First Tuesday Tech Talk: Online Privacy

Given the recent controversy over the NSA’s surveillance program and the subsequent national conversation on privacy, the library has seen an uptick in questions about computer security. I’ve collected a range of tips on how you can protect your personal information in the digital age:

Lifehacker is a blog that offers, in its own words ‘Tips, tricks, and downloads for getting things done.’ This article focuses on four areas of computer security: passwords, browsers, at-home Wi-Fi and browsing on public Wi-Fi. Within each of those categories Lifehacker gives you a checklist of actions you can take to protect yourself online, from the bare minimum to going anonymous.

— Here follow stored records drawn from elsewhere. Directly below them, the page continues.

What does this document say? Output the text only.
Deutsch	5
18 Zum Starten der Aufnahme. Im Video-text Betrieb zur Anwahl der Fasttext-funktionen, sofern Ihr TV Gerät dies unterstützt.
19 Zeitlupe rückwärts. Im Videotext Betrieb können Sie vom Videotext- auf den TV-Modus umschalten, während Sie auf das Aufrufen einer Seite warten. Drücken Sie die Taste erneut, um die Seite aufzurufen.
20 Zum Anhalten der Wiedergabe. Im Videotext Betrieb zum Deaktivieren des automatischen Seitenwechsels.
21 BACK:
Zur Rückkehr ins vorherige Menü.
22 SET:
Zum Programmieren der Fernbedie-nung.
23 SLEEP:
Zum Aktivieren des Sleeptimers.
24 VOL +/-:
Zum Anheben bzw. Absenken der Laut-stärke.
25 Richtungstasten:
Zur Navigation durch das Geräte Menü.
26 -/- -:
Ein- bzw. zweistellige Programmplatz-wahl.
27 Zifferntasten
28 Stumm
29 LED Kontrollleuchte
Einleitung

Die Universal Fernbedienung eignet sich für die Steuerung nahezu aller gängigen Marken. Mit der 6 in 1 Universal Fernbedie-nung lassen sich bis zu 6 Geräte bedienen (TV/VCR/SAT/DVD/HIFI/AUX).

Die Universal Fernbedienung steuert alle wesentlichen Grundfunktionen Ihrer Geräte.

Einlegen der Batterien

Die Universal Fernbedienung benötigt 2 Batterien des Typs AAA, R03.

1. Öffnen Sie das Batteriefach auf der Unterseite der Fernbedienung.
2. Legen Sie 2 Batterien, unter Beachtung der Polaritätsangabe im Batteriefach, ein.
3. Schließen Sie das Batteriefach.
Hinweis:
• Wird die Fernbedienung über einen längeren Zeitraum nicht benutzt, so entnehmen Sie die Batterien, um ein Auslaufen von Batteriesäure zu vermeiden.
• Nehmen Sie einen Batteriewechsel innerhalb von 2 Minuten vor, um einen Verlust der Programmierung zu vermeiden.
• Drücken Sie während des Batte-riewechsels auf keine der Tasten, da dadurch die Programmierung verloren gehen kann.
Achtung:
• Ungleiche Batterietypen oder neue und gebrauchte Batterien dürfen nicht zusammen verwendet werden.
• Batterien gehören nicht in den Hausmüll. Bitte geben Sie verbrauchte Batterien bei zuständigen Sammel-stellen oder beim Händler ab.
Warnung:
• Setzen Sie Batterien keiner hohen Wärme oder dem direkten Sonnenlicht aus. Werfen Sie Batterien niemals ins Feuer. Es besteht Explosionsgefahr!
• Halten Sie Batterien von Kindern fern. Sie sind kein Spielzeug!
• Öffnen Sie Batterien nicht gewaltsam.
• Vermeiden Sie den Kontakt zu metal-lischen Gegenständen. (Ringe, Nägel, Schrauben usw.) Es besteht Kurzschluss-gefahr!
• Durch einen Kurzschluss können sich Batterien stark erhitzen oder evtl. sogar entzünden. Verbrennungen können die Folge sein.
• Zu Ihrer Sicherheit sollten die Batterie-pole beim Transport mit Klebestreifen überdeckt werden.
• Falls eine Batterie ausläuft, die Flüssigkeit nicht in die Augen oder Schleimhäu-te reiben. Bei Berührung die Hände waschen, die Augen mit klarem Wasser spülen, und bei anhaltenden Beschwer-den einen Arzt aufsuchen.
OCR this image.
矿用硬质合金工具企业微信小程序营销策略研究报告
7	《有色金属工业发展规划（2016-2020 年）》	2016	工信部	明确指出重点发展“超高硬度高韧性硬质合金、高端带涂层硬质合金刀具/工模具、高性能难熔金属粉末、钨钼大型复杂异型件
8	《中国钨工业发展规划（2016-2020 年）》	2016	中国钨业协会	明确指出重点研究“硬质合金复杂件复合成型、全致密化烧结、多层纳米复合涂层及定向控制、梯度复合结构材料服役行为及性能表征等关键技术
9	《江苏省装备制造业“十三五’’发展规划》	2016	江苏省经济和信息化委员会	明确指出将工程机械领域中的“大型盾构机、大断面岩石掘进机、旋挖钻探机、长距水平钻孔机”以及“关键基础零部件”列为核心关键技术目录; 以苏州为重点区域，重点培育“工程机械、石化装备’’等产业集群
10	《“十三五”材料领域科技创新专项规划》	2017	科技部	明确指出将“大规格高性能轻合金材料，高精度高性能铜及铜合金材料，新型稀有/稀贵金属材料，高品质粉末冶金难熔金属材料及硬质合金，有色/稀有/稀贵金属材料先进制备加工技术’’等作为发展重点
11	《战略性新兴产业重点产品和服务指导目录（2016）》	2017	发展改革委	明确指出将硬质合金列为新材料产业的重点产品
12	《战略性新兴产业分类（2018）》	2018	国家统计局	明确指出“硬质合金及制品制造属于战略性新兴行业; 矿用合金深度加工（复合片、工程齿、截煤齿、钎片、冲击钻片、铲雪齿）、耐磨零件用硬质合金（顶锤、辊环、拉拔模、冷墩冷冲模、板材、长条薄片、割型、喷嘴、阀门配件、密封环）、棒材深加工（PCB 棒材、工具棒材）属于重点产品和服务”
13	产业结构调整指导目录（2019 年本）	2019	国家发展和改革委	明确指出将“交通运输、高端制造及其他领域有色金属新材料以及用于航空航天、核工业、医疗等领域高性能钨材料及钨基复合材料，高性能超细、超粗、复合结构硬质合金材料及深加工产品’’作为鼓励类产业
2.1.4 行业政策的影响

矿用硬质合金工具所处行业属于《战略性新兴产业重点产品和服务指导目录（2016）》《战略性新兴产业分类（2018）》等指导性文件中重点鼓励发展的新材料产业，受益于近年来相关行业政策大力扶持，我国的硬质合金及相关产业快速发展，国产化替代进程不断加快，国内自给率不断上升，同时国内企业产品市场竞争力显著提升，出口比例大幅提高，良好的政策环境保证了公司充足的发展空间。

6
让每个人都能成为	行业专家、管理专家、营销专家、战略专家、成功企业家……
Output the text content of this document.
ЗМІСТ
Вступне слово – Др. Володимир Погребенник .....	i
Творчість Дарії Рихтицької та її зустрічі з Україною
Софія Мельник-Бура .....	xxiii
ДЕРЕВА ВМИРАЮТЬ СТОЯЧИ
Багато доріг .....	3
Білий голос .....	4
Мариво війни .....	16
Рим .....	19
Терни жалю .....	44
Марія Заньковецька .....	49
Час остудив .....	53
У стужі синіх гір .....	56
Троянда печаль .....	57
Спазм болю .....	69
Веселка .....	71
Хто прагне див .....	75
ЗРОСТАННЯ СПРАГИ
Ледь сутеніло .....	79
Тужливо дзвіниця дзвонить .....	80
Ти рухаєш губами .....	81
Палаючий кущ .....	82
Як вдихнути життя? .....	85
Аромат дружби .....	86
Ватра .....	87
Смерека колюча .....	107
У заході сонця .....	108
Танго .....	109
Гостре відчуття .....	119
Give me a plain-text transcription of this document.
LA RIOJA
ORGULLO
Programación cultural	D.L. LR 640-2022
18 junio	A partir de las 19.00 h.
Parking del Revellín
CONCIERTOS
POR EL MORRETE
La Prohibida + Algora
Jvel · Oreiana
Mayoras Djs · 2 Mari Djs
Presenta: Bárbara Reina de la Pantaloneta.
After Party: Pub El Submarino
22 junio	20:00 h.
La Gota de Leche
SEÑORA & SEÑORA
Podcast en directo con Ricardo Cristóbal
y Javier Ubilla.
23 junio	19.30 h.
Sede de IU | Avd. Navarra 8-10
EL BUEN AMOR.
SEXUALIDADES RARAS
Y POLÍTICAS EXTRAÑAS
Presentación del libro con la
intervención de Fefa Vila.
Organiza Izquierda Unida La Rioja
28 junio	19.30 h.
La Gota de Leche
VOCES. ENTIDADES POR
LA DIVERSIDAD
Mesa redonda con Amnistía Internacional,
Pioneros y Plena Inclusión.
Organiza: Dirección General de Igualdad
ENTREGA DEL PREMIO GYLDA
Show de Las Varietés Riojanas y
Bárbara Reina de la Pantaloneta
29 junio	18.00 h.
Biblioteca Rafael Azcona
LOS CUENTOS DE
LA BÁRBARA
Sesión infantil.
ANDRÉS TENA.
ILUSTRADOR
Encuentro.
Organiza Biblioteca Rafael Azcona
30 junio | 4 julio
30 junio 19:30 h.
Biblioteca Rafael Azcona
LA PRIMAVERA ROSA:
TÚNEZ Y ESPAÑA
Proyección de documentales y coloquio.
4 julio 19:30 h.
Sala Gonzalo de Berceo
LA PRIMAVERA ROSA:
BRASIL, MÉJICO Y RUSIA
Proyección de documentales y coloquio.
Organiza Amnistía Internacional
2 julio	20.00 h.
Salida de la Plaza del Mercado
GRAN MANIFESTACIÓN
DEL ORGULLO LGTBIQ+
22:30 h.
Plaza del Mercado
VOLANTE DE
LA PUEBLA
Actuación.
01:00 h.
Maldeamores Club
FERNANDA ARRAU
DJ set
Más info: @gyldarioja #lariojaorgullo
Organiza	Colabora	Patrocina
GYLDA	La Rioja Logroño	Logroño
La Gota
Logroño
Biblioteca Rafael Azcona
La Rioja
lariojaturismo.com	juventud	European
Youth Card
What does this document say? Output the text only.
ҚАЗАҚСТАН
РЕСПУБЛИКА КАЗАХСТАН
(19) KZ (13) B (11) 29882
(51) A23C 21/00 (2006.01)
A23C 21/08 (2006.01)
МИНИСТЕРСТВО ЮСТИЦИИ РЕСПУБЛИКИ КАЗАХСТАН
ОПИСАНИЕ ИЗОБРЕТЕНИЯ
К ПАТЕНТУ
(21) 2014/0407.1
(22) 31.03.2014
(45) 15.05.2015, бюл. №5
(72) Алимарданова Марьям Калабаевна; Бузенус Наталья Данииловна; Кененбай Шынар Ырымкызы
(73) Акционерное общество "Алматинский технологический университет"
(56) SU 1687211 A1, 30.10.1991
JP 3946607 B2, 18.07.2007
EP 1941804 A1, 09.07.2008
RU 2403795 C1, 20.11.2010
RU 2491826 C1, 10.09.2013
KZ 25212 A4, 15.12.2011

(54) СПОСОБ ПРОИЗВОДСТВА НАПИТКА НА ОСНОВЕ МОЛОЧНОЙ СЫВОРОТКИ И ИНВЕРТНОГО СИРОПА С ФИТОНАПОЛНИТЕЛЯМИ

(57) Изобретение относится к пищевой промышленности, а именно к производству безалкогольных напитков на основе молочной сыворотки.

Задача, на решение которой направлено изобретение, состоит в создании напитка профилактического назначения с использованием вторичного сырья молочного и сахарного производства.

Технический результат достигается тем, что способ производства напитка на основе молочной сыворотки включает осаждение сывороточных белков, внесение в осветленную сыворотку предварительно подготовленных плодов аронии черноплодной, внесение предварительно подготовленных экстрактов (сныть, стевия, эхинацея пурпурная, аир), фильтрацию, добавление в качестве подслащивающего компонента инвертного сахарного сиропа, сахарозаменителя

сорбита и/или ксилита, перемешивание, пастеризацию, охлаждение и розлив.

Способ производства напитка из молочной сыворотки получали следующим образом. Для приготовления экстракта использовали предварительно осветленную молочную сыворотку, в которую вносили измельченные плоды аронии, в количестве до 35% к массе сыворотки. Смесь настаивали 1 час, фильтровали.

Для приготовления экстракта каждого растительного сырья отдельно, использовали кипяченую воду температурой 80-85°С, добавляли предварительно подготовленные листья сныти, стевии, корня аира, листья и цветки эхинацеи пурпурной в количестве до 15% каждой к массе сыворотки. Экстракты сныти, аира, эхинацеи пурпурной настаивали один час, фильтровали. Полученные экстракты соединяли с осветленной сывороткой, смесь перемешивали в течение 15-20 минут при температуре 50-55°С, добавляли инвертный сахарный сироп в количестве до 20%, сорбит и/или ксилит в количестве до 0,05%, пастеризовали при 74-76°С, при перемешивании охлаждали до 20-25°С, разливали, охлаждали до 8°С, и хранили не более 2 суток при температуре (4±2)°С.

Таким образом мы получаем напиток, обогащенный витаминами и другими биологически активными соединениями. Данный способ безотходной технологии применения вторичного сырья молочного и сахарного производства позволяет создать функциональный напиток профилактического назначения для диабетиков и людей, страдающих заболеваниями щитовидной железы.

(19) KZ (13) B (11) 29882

Last month the New York Times published this article on protecting yourself from spam that pops up in your search results. It outlines four areas where you can take an active role in keeping your computer safe and your information private: identifying spam, searching safely, beefing up your browser, and choosing search engines.

If you’re worried about the data Google collects on your browsing habits, you may want to give DuckDuckGo a try. Unlike Google, DuckDuckGo doesn’t track your browsing, doesn’t save personally identifiable information, and doesn’t use targeted ads. Unfortunately they don’t have the advanced search options that Google has, and since they don’t track your browsing history the results aren’t nearly as personalized as those from Google, but if you’re worried about Google’s reach, DuckDuckGo is a good alternative.

If you’re looking for skill-building tools, check out GCFLearnFree’s internet safety self-paced tutorials. GCFLearnFree creates and provides quality, innovative online classes on technology topics; their internet safety course covers a wide range of topics, from email tips, to smart social networking, to mobile device safety. I like that they offer learning tools intended to reach different types of learners: lessons (text-based), Interactives (video), and what they call ‘Extras’ (primarily articles.) They also offer internet safety tutorials geared toward kids.

Does all this make you want to advocate for for stricter privacy protections? “demand your dotRIGHTS” is the ACLU’s campaign to protect civil liberties in this digital era.